There are two types of power supplies: alternating current (AC) and direct current (DC). AC or DC power may be used depending on the electrical requirements of the gadget. For example, if a cell phone needs both AC and DC power, it would use a dual-voltage power supply.
AC power is given off by power stations using large generators that run on steam or diesel fuel. The power is transmitted over long distances through conductors called lines. Power stations usually provide electricity from 100 volts to 240 volts at a frequency of 60 cycles per second. This is called single-phase power. Three-phase power is also available but this is less common.
DC power is produced by small battery-powered devices such as radios and wristwatches. These days, most small electronic devices use AC/DC converters to work with domestic mains power. The main advantage of DC power is that it does not suffer from noise induced by high-frequency fluctuations in voltage that occur with AC power. Also, it cannot cause electromagnetic interference (EMI) that can interfere with other devices. However, these advantages are generally outweighed by the need for larger batteries for DC gadgets compared with their AC counterparts.
The type of power supply needed depends on the electrical requirements of the device you are building.
Power supply transform electricity. There are two types of power supplies: DC-DC and AC-DC. DC-DC power supplies allow you to plug electrical gadgets into automobile outlets or other direct current, or DC, power sources. These power supply, however, are not the most widely utilized. The majority of devices require alternating current, or AC, for proper operation.
AC-DC power supplies convert alternating current (AC) into direct current (DC). They can be further divided into three main categories: linear regulators, switch-mode power supplies, and inverters. Linear regulators produce an almost constant voltage level from a relatively low battery source. They are useful when maximum efficiency is important, such as in cell phones and laptops. Switch-mode power supplies use one or more switches to control how the energy from the AC line is routed to the device's terminals. These supplies are very efficient, but they can only operate on one circuit at a time. Inverters change DC power into AC power. They are used in situations where pure DC is needed, such as in small appliances and office equipment. In general, inverters are less expensive than AC-DC power supplies and are often included as part of a multi-function product that includes both AC and DC power outputs.
The type of power supply used with any given electronic device determines what kinds of batteries it can run off of.
A power supply is an electrical device that provides electricity to a load. All power supplies have a power input connection that takes energy from a source in the form of electric current and one or more power output connections that provide current to the load. The power supply controls the amount of current provided to the load according to requirements of the load and any protection circuitry included in the design of the power supply.
Power supplies can be divided into two main categories based on the source of their power: switch-mode power supplies (SMPS) and linear power supplies. A switch-mode power supply uses a switching mechanism to control the flow of current to the load, while a linear power supply produces a constant voltage level with variable amperage. Some hybrid power supplies use features of both types of power supplies to achieve greater efficiency than either type by itself.
Linear power supplies are used when the output voltage must be held constant despite changes in the load current. As the load demands increase, so does the current drawn from the battery. To keep the output voltage high enough for proper operation of the load, more energy needs to be delivered from the battery. Most batteries have a limited capacity compared to the load, so this type of power supply will eventually run out of juice if not changed. Switch-mode power supplies are used when greater efficiency is desired over a constant load current.

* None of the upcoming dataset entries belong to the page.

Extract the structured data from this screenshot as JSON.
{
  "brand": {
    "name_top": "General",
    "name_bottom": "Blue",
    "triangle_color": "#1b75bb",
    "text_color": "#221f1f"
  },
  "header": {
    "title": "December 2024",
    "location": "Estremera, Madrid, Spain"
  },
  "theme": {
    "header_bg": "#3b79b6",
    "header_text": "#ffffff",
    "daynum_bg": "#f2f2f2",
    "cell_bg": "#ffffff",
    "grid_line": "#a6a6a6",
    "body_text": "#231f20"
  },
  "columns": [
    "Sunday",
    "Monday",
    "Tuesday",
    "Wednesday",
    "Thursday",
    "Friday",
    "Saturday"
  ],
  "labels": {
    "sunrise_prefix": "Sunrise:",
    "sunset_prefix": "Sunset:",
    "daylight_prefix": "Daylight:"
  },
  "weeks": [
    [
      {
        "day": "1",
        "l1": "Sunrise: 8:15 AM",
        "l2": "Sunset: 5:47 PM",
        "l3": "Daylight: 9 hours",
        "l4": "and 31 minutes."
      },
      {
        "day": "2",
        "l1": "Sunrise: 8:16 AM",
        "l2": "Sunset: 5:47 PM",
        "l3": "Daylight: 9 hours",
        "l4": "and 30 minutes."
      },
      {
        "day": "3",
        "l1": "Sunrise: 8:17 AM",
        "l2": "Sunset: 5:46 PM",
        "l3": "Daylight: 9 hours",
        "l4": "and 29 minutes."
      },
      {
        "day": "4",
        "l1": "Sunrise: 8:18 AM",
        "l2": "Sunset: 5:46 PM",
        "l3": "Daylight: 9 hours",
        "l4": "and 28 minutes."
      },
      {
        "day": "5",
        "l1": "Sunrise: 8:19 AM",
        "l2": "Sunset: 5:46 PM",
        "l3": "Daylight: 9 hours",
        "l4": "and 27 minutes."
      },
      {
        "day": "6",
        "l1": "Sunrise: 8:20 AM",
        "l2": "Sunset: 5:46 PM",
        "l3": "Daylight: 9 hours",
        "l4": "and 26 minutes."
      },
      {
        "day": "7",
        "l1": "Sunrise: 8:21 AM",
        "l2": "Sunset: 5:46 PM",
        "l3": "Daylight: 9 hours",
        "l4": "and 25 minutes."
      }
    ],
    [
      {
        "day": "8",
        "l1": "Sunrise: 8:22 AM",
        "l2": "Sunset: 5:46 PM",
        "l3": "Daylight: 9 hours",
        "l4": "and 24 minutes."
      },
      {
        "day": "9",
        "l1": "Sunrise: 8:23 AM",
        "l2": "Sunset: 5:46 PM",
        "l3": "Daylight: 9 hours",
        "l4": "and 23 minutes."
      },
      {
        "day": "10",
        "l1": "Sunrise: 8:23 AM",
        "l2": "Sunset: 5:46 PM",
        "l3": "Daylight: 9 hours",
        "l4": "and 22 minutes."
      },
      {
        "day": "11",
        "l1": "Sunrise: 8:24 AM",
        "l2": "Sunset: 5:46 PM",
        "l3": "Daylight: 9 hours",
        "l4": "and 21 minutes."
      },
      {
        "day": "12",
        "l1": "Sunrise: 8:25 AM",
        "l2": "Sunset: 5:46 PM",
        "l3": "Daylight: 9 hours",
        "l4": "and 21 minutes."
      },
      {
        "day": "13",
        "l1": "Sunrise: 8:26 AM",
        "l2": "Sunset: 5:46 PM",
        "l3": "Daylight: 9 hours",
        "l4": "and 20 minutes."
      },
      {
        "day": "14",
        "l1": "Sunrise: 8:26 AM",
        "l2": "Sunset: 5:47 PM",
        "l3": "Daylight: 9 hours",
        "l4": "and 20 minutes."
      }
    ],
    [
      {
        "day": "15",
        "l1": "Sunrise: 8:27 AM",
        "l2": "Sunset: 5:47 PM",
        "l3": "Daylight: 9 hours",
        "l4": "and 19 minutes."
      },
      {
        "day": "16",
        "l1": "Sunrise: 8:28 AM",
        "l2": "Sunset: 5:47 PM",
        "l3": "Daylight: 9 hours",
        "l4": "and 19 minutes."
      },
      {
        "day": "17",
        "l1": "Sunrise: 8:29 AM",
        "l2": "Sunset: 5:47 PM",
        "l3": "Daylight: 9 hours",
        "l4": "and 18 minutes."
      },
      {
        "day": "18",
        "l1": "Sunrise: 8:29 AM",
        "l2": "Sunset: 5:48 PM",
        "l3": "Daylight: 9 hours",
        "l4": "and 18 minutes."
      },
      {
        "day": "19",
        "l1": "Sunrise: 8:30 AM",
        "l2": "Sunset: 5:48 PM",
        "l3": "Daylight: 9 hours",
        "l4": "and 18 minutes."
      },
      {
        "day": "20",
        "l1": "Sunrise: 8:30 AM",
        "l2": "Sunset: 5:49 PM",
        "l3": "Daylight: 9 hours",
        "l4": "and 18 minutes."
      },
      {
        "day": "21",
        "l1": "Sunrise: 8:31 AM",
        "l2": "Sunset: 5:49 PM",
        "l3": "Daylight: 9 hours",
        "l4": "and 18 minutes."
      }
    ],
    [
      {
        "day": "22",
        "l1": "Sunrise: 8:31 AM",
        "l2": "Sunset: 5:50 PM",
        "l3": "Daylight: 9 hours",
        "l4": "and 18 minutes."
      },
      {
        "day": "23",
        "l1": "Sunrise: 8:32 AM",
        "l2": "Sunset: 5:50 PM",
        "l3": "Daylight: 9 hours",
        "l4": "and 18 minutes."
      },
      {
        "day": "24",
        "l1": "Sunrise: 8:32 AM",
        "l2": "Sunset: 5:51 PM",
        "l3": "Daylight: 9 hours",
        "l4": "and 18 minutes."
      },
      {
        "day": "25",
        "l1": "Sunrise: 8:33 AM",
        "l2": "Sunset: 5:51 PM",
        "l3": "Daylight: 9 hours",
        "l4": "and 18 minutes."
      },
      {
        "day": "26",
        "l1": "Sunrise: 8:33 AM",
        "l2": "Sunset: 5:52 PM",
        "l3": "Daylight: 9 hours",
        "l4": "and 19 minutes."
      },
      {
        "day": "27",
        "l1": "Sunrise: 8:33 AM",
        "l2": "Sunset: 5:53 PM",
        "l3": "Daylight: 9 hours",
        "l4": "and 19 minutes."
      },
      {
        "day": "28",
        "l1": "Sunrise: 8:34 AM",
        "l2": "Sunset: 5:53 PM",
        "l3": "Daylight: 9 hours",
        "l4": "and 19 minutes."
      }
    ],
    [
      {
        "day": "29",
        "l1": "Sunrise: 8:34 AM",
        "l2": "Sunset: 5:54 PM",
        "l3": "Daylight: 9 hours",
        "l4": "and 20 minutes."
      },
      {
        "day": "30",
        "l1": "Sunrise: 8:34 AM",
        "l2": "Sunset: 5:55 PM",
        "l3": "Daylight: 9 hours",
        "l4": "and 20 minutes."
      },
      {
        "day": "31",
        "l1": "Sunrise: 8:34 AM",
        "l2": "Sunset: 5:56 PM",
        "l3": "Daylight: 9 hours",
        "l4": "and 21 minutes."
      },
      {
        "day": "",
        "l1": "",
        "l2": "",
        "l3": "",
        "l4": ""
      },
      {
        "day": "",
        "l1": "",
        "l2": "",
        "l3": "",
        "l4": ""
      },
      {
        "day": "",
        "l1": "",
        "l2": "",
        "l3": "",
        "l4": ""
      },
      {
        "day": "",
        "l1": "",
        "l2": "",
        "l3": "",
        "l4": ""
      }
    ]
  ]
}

An electrical power supply is a device that supplies energy to electrical or electronic devices. It can be divided into two main categories: direct current (DC) and alternating current (AC). A DC power supply produces a constant voltage no matter how much current is drawn from it. An AC power supply produces a constantly changing voltage, which means it can output more power at lower currents than a DC power supply of the same size. The voltage produced by an AC power source such as a wall socket varies between a high-amperage peak value and a low-amperage off-peak value.
Electrical power is the flow of electrons through a conductor such as a copper wire. Electrical power is generated by any number of different methods, but all methods require force to be applied to the conductor in order to move it and thus generate power. This force may be provided by any number of different mechanisms, but usually it is provided by some type of engine or motor. For example, steam engines, gas turbines, and electric motors all apply force to conductors to generate electricity.
Electricity is the flow of electrons through a conductor such as a copper wire. Electricity is transmitted to homes and businesses across vast distances using power lines.